“Bando faz arrastão em edifício nos Jardins
Moradores de um prédio no Jardim Paulista, bairro nobre da zona oeste de São Paulo, ficaram uma hora sob a mira de pistolas e fuzis ontem de manhã, no sexto arrastão a condomínios do ano na cidade (…)
Uma vítima disse à Folha que teve levadas joias avaliadas em R$ 1,5 milhão. Segundo a polícia, porém, as vítimas só registraram a perda de pertences, sem citar valor exato.
‘Às vezes, a joia tem um valor sentimental maior do que o comercial. Vamos apurar quanto foi levado’, disse o delegado Mauro Fachini.”
Uma nota de R$10 vale sempre R$10. Seja para o pobre ou para o rico. O mesmo para um litro de leite ou um carro. É assim para quase todos os bens: conseguimos aferir com alguma precisão seu valor de mercado.
Mas o delegado na matéria acima faz um comentário interessante: às vezes o valor de um bem para uma pessoa é maior do que para outra. A aliança de casamento é muito mais valiosa para os cônjuges do que o metal contido nela (aliás, é por isso que ela é impenhorável). A foto de um ente querido também. E assim para vários outros bens que deixam marcas emocionais em nós.
Mas esse valor emocional não é quantificável.
Quando o criminoso destrói ou subtrai esses bens, o crime não muda. O furto de R$10 mil do cofre do banco, da aliança de casamento de duas pessoas que estão juntas há 70 anos, ou da carteira do pedestre na rua são todos classificados como o mesmo crime pela nossa legislação: furto. E as penas mínima e máxima possíveis são as mesmas.
Mas isso não quer dizer que a lei seja totalmente cega à realidade dos fatos. Quando o magistrado aplica a pena ao condenado, ele leva em conta não só a conduta do agente, mas também as consequências do crime. E se o bem tinha um valor emocional enorme para a vítima e foi perdido para sempre ou foi irremediavelmente danificado, o juiz vai aplicar uma pena maior do que se o bem é facilmente substituível.
Mas esse não é necessariamente o caso da matéria acima. O grande valor emocional de um bem não quer dizer que seu valor de mercado aumente. O fato de um colar ter sido de sua avó não quer dizer que um potencial comprador pagará muito mais por ele (exceto se sua avó era uma pessoa muito importante. Mas ainda aí ele não pagará pelo valor emocional, mas pelo valor de mercado: é uma relíquia de colecionador).
O que acontece muitas vezes é que tais bens não são declarados no imposto de renda. São adquiridos com recursos gerado na economia informal e mantidos sem nunca aparecerem na economia formal. A Receita não fica sabendo de onde veio o dinheiro, que o bem existe, ou quando ele é vendido.
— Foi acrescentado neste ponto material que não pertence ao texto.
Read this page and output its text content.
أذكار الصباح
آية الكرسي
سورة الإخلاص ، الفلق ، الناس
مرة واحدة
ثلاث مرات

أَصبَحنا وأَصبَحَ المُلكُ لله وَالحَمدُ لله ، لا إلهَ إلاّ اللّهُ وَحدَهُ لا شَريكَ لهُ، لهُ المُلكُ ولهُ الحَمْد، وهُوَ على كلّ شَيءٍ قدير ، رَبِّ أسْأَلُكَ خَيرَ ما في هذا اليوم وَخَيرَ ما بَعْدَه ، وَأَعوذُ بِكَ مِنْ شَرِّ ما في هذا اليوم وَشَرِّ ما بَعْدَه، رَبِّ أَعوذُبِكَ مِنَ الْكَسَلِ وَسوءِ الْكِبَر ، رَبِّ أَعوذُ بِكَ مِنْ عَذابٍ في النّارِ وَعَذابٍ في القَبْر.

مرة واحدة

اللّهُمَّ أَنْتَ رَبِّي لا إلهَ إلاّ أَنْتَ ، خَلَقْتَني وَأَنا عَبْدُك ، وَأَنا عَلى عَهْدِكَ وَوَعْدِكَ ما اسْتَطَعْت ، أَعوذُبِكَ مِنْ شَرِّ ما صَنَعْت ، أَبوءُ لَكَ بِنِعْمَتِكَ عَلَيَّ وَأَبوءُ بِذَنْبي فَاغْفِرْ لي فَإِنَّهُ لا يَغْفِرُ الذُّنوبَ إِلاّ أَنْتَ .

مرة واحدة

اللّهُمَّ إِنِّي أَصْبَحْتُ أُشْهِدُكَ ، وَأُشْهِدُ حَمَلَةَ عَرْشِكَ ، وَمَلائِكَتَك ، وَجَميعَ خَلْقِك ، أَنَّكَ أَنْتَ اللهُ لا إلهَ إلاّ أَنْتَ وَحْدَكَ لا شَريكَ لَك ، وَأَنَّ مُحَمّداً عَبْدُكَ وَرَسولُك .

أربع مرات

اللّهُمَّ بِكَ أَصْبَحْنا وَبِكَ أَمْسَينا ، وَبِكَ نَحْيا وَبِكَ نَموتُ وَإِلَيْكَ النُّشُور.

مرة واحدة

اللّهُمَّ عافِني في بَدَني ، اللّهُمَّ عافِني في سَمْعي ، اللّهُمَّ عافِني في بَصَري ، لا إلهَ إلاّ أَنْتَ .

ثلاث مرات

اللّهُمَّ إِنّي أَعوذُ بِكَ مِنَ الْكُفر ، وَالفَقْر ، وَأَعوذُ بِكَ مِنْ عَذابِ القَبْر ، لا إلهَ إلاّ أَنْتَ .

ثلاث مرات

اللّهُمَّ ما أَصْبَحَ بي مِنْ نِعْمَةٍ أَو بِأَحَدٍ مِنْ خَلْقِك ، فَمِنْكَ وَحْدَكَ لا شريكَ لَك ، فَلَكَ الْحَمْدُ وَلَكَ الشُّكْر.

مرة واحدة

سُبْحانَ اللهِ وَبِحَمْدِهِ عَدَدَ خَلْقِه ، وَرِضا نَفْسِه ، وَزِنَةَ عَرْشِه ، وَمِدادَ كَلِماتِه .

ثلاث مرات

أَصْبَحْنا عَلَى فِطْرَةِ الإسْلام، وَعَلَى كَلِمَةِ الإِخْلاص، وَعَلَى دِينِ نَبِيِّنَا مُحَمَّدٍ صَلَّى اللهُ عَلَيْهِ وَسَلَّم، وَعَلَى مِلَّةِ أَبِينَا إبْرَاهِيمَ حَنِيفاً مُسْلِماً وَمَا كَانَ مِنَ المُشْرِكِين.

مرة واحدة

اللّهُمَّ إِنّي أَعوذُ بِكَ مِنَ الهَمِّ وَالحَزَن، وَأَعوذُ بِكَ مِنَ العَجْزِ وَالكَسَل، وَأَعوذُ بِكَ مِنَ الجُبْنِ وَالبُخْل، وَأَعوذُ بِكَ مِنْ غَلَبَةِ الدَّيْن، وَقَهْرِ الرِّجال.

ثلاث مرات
Embora possa parecer uma boa ideia para evitar pagar impostos, isso pode gerar dores de cabeças ao dono. Primeiro, porque é muito mais difícil fazer o seguro de bens que circulam na economia informal porque eles normalmente não têm nota fiscal. Como é que a seguradora poderá saber o real valor do bem assegurado? É um risco muito maior para a seguradora, e seguradoras não gostam de riscos.
Segundo, como provar a propriedade sobre aquilo que não existe oficialmente? O objeto pode até ser recuperado pela polícia, mas é muito mais difícil para a vítima provar que ela é a dona do objeto recuperado (a polícia – ao menos a boa polícia – não entrega objetos apreendidos ao primeiro que aparece dizendo ser o dono, especialmente quando esses objetos são apreendidos muito tempo depois do crime).
E quando eles são furtados, roubados etc, é muito mais constrangedor para o proprietário informar à polícia. Afinal, a vítima não vai querer ver em um documento público a informação de que mantinha uma propriedade de enorme valor adquirida na economia informal. E, se informar e essa informação chegar à Receita, a Receita pode investigar a vítima. A pessoa agora tem dois problemas: perdeu seu bem e ainda é alvo de uma investigação.
PS: Óbvio que outra possibilidade de um caso como o acima é que a vítima adquiriu o bem na economia formal, tem como comprovar a propriedade, mas não quer ver seu nome e endereço em um documento público dizendo que ela é rica. Afinal, quem garante que ela não será vítima novamente?